As a smaller, more operational format of cooperation between countries that do not have open bilateral issues, the Open Balkan has managed to make several important breakthroughs in the “four freedoms” package.

Jelica Minić

The fourth summit of leaders of the Open Balkan initiative took place in Ohrid on June 7, 2022. It has been met with reluctance from its very beginning, but it has also shown undoubtful results that benefit citizens, and especially business people, in all three countries that launched it. Since the first summit in Novi Sad on October 10, 2019, when Serbia, Northern Macedonia and Albania announced a joint commitment to introduce four freedoms in their mutual economic relations – freedom of movement of goods, services, capital and people – other members of the Western Balkan 6 have met this initiative, then called “Mini Schengen”, with distrust and doubt. Even citizens of initiative member countries did not understand what it was about. Resistance to the launch of the Regional Economic Area for the Western Balkans, an initiative prepared by the regional organizations Regional Cooperation Council and CEFTA as key actors, promoted and supported by the Berlin Process at the Trieste Summit of July 2017 had just been overcome.

At the Berlin Process Summit in Sofia in July 2020, the Regional Economic Area was upgraded and presented under the now new name of the Common Regional Market of the Western Balkans. The four freedoms are again the focus of this initiative, alongside support for digitalization, harmonization of investment policies towards small and medium-sized businesses, especially young entrepreneurs and innovators. But while the initiative involved all six members of the Western Balkans, from the summit to the Berlin Process summit, important agreements have been difficult to sign due to strained relations between Serbia and Kosovo, such as the one on digitalization co-operation which was signed with difficulty at the 2019 Digital Summit in Belgrade.
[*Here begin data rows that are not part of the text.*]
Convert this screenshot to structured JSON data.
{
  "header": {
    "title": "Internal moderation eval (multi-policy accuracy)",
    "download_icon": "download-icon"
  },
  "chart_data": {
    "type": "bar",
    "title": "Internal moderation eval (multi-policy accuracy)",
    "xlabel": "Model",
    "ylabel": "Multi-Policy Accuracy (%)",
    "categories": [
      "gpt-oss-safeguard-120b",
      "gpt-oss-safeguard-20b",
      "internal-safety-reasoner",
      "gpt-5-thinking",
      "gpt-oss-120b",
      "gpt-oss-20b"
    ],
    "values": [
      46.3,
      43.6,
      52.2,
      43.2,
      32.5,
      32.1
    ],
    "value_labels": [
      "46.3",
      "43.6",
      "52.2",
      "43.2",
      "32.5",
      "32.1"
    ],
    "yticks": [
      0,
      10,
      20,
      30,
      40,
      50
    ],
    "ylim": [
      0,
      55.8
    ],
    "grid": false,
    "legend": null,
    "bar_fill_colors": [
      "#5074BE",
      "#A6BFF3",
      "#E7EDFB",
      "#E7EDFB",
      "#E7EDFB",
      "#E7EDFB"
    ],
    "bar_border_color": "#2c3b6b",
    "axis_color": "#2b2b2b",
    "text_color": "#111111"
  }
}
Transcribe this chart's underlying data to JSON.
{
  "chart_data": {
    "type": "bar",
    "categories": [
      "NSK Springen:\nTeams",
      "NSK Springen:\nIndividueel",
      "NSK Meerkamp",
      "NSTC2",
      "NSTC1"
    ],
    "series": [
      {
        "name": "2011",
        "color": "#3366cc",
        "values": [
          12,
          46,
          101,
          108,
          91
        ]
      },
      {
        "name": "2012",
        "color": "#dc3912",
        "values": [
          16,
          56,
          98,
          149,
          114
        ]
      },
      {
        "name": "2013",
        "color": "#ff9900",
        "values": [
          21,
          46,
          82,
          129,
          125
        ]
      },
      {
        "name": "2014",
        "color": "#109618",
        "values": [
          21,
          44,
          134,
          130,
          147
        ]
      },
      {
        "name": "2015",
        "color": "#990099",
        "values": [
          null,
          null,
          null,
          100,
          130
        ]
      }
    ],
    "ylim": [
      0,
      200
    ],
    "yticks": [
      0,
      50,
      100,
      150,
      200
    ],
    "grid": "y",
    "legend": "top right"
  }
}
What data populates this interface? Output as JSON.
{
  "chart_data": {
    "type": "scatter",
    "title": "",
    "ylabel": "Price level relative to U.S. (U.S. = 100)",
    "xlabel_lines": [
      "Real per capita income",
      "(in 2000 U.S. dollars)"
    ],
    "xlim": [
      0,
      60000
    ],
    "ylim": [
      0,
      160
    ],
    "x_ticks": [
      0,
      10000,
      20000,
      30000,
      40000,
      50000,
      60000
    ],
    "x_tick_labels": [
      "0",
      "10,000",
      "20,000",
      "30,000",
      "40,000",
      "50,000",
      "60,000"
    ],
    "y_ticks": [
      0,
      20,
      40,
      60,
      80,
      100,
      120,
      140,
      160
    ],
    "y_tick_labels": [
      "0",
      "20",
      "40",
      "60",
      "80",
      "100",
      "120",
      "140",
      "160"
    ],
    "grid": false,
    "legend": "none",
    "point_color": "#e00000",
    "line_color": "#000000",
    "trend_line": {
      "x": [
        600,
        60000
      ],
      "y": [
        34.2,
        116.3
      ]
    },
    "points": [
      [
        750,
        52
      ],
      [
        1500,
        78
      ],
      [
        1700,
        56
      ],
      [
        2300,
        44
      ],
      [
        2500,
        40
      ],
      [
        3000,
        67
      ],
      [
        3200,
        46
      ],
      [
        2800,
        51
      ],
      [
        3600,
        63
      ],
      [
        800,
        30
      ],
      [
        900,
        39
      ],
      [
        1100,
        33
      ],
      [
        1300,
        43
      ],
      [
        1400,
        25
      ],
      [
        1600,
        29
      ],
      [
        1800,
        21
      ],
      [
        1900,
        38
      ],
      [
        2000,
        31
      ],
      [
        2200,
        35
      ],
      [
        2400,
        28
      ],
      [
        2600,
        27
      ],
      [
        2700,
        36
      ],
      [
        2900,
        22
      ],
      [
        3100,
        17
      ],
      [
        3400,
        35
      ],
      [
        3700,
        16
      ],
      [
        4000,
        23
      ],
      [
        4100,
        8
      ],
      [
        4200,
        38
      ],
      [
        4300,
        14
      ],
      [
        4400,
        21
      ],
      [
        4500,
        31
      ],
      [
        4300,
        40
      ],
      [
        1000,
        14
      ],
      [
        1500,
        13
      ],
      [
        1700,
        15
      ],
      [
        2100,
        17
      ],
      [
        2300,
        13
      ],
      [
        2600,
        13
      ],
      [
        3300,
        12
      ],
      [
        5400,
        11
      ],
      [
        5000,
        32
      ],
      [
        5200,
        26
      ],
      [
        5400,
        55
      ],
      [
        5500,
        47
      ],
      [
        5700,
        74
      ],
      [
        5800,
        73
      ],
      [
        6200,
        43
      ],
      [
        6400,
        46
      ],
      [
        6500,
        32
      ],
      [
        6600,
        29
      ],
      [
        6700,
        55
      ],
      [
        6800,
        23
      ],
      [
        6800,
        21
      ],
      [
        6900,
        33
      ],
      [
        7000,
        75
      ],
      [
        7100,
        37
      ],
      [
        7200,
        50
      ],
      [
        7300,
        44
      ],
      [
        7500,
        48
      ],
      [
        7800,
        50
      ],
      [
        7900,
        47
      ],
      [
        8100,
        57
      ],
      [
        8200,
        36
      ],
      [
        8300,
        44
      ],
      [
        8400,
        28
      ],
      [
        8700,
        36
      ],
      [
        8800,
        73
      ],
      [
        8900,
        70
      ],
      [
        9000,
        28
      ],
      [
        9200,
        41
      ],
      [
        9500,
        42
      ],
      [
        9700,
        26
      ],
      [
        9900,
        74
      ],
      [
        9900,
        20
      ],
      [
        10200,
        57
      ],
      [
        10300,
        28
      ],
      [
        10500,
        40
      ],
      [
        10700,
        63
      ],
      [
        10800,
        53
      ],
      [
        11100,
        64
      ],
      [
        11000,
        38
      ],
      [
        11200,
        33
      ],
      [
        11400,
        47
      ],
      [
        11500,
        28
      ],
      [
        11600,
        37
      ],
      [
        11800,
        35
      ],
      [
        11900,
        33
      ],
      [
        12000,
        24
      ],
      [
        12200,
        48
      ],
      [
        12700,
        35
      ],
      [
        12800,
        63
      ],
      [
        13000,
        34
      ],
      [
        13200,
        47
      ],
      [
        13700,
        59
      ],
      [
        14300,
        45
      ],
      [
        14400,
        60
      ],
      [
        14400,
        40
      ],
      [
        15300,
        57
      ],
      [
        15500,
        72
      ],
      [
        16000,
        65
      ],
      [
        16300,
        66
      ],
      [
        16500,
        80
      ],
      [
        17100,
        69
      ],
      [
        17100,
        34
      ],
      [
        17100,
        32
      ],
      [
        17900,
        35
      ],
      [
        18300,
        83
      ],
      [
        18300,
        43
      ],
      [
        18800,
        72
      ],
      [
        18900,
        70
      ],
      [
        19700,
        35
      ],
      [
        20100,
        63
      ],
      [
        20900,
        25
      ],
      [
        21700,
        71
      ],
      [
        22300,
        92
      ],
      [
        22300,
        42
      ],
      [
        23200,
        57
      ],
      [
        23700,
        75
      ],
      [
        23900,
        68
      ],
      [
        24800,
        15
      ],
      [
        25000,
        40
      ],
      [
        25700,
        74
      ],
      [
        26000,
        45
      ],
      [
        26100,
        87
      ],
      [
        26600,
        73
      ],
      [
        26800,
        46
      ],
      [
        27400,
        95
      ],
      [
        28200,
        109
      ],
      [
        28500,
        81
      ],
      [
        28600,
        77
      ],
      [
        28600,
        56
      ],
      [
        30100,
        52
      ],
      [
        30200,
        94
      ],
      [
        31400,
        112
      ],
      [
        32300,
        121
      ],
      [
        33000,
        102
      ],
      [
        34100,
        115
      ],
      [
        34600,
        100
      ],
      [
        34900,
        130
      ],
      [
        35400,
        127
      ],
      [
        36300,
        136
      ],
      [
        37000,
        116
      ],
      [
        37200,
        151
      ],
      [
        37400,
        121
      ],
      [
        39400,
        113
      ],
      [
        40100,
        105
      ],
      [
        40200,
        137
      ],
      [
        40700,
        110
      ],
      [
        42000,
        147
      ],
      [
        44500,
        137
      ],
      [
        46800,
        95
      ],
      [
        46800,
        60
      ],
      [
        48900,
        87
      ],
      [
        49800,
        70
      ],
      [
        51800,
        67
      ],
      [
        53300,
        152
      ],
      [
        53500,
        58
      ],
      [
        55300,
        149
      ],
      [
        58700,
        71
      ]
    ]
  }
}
This also applies to the Agreement on Mutual Recognition of Diplomas and Qualifications, which was by no means finally harmonized, hindering the free movement of labor in the region.

Unlike the Berlin Process format, which gave political weight and authority to what regional organizations prepared in co-operation with the six national administrations of the Western Balkans, the Open Balkan – as a smaller, more operational format of cooperation between countries that do not have open bilateral issues – has managed to make several important breakthroughs in the “four freedoms” package. First one being the joint, integrated management of border crossings, like the Tabanovci border crossing between Serbia and Northern Macedonia, which enabled smooth movement of passengers and goods seven days a week, all 24 hours of uninterrupted operation of passport, customs, sanitary and phytosanitary services, benefiting all road users. The enormous advantage of this cross-border traffic regime was demonstrated during the Covid 19 pandemic, when all countries in the region joined the facilitated border crossing regime for a number of goods established in Europe, called “green corridors”.

Another important success is the promotion of the common labor market, for which the Agreement on Mutual Recognition of Diplomas and Scientific Titles has just been signed in Ohrid, as one of the main preconditions.

The biggest drawback of this initiative is that it does not include all 6 members of the Western Balkans. The presence of the Prime Minister of Montenegro, Dritan Abazović, and the President of the Council of Ministers of Bosnia and Herzegovina, Zoran Tegeltija, as observers at the summit in Ohrid can be interpreted as a sign of greater inclusion. Further signals of the initiative’s future can be seen in the statement of European Commissioner for Enlargement Oliver Varheyli, who said that the initiative has EU support; the statement of  US Special Envoy for the Western Balkans Gabriel Escobar, who said that the US supports the Open Balkan, but that it should be inclusive, cooperate and integrate within the wider European structure, that it should be exclusively an economic, not a political initiative, and the way it functions should be clearer.

Only three days later, on June 10, at the summit of the South East European Cooperation Process in Thessaloniki, participants called for the implementation of the Common Regional Market of the Western Balkans, under the auspices of the Berlin Process, ignoring the Open Balkans.